Options when Moving to The Cloud
- Switch to using SaaS versions of the s/w
- Rewrite the app
- Lift and shift: the focus today.
How Organizations Handle AD Requirements Today
- They set up site-site VPN and deploy additional domain controllers in the cloud.
- They deploy another domain/forest in the cloud and provision a trust, e.g. ADFS.
Imagine a Simpler Alternative
Introducing Azure AD Domain Services
- You provision a VNet.
- Then you activate Azure AD Domain Services in Azure AD on that VNet
- You can manage the domain using RSAT.
- You can optionally sync your Windows Server AD with Azure AD to share accounts/groups.
- Domain controllers are patched automatically.

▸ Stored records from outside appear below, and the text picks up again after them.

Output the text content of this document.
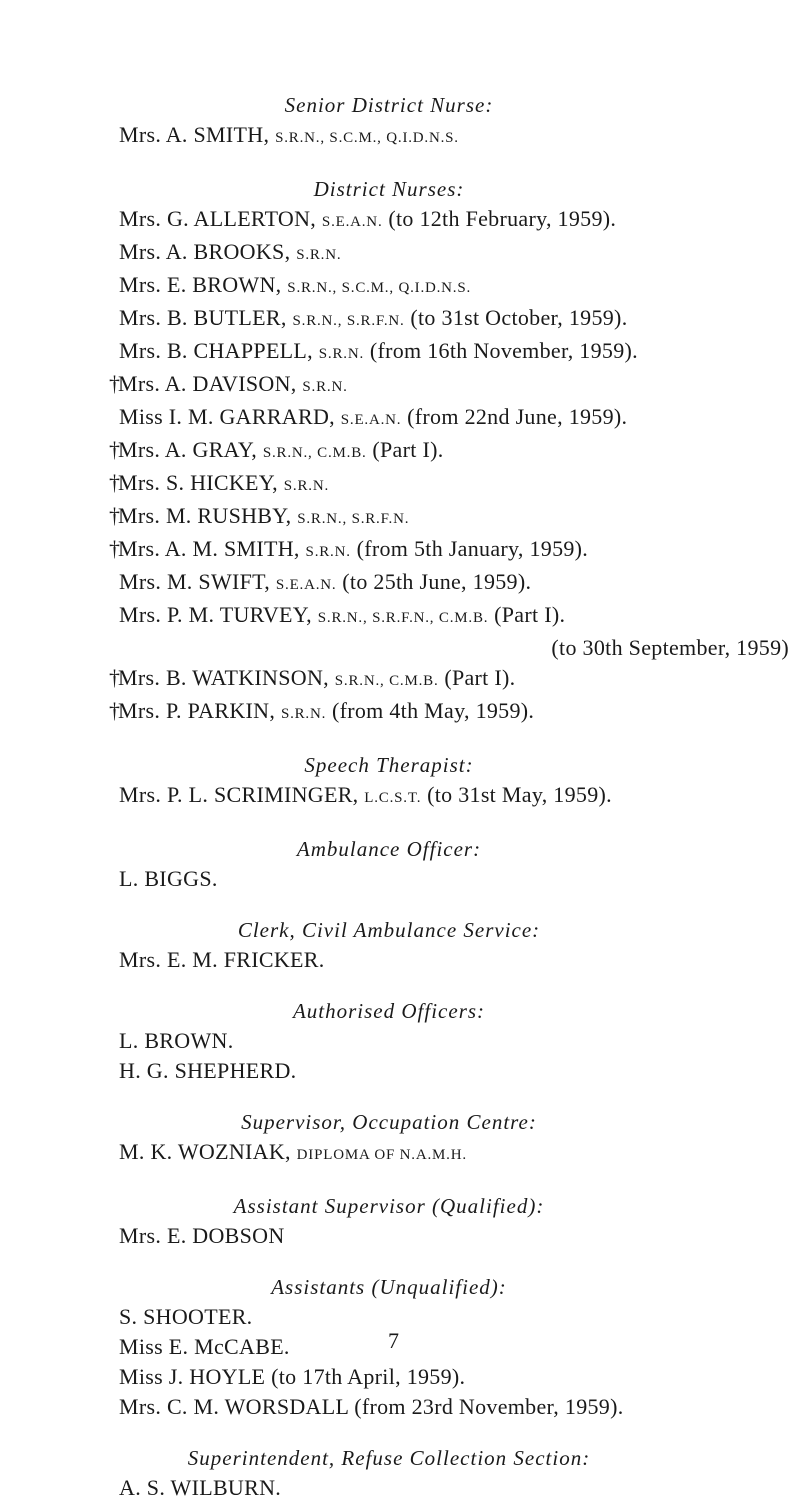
Senior District Nurse:
Mrs. A. SMITH, S.R.N., S.C.M., Q.I.D.N.S.
District Nurses:
Mrs. G. ALLERTON, S.E.A.N. (to 12th February, 1959).
Mrs. A. BROOKS, S.R.N.
Mrs. E. BROWN, S.R.N., S.C.M., Q.I.D.N.S.
Mrs. B. BUTLER, S.R.N., S.R.F.N. (to 31st October, 1959).
Mrs. B. CHAPPELL, S.R.N. (from 16th November, 1959).
†Mrs. A. DAVISON, S.R.N.
Miss I. M. GARRARD, S.E.A.N. (from 22nd June, 1959).
†Mrs. A. GRAY, S.R.N., C.M.B. (Part I).
†Mrs. S. HICKEY, S.R.N.
†Mrs. M. RUSHBY, S.R.N., S.R.F.N.
†Mrs. A. M. SMITH, S.R.N. (from 5th January, 1959).
Mrs. M. SWIFT, S.E.A.N. (to 25th June, 1959).
Mrs. P. M. TURVEY, S.R.N., S.R.F.N., C.M.B. (Part I).
(to 30th September, 1959)
†Mrs. B. WATKINSON, S.R.N., C.M.B. (Part I).
†Mrs. P. PARKIN, S.R.N. (from 4th May, 1959).
Speech Therapist:
Mrs. P. L. SCRIMINGER, L.C.S.T. (to 31st May, 1959).
Ambulance Officer:
L. BIGGS.
Clerk, Civil Ambulance Service:
Mrs. E. M. FRICKER.
Authorised Officers:
L. BROWN.
H. G. SHEPHERD.
Supervisor, Occupation Centre:
M. K. WOZNIAK, DIPLOMA OF N.A.M.H.
Assistant Supervisor (Qualified):
Mrs. E. DOBSON
Assistants (Unqualified):
S. SHOOTER.
Miss E. McCABE.
Miss J. HOYLE (to 17th April, 1959).
Mrs. C. M. WORSDALL (from 23rd November, 1959).
Superintendent, Refuse Collection Section:
A. S. WILBURN.
7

- Secure locked down domain, complaint with AD deployment best practices
- You get 2 DCs, so fault tolerant
- Automatic health detection and remediation. If a DC fails, a new one is provisioned.
- Automatic backups for disaster recovery.
- No need to monitor replication – done as part of the managed service.
If you deploy sync, e.g. Azure AD Connect, then it flows as follows: Windows Server AD <-> Azure AD <-> Azure AD Domain Services
- SIDs are reused. This means things like file servers can be lifted and shifted to Azure without re-ACLing your workloads.
Based on the number of objects in the directory. Micro-pricing.
- Azure Portal AD Experience is GA
- ARM virtual network join is GA
He creates an AADS domain. THere are two OUs by default:
- AADC Users
- AADC Computers
Back to the PowerPoint
- You cannot deploy AADDS in the classic Azure portal any more.
- The classic deployment model will be retired – the ARM deployment is better and more secure.
- The classic VNet support is ending (for new domains) soon.
- Existing deployments will continue to be supported
- Is there GPO sync? No. This is a different domain, so there is no replication of GPO from on prem to AADDS
- Can you add another DC to this domain? No. There will be (in the future) the ability to add more AADDS “DCs” in other VNets.
- What happens if a region goes down? The entire domain goes down now – but when they have additional DC support this will solve the problem
- Is there support in CSP? No, but it’s being worked on.
Manage Azure IaaS VMs
You can join these machines to AADDS. You can push GPO from AADDS. You’ll sign into the VMs using AADDS user accounts/passwords.
Members of AADDC Administrators can create OUs. You can target GPO to OUs.
Move Servers to the Cloud
Sync users/passwords/SIDs to the cloud, and then lift/shift applications/VMs to the cloud. THe SIDs are in sync so you don’t need to change permissions, and there’s a domain already for the VMs to join without creating DC VMs.
LDAP over SSL
I missed most of this. I think you can access applications using LDAP over SSL via the Internet.
Move Server Applications To Azure
User AADDS to provision and manage service accounts.
Kerberos Constrained Delegation
Cannot work with AADDS using old methods – You don’t have the privileges. The solution is to use PowerShell to implement resource-based KCD.
Modernize Legacy Apps with Application Proxy
You can get users to sign in via AAD and MFA into legacy apps. A token is given to the app to authorize the user.
SharePoint Lift and Shift
A new group called AAD DC Service Accounts. Add the SharePoint Profile sync user account to this group.
Domain Joined HDIsnight Cluster
You can “Kerber-ize” a HD cluster to increase security. This is in preview at the moment.
Remote Desktop Deployments
Domain-join the farm to AADDS. The licensing server is a problem at the moment – this will be fixed soon. Until then, it works, but you’ll get licensing warnings.
- Schema extensions? Not supported but on the roadmap.
- Logging? Everything is logged but you have to go through support to get at them at the moment. They want to work on self-service logging.
- There is no trust option today. They are working on the concept of a resource domain – maybe before end of the year.
- Data at rest, in ARM, is encrypted. The keys (1 set per domain) are managed by MS. MS has no admin credentials – there’s an audited process for them to obtain access for support. The NTLM hashes are encrypted.
Deciding When to DIY Your Own AD Deployment
Features Being Considered
- Cloud solution provider support – maybe early 2018.
- Support for a single managed domain to space multiple virtual networks
- Manage resource forests
- Schema extensions – they’ll start with the common ones, and then add support for custom extensions.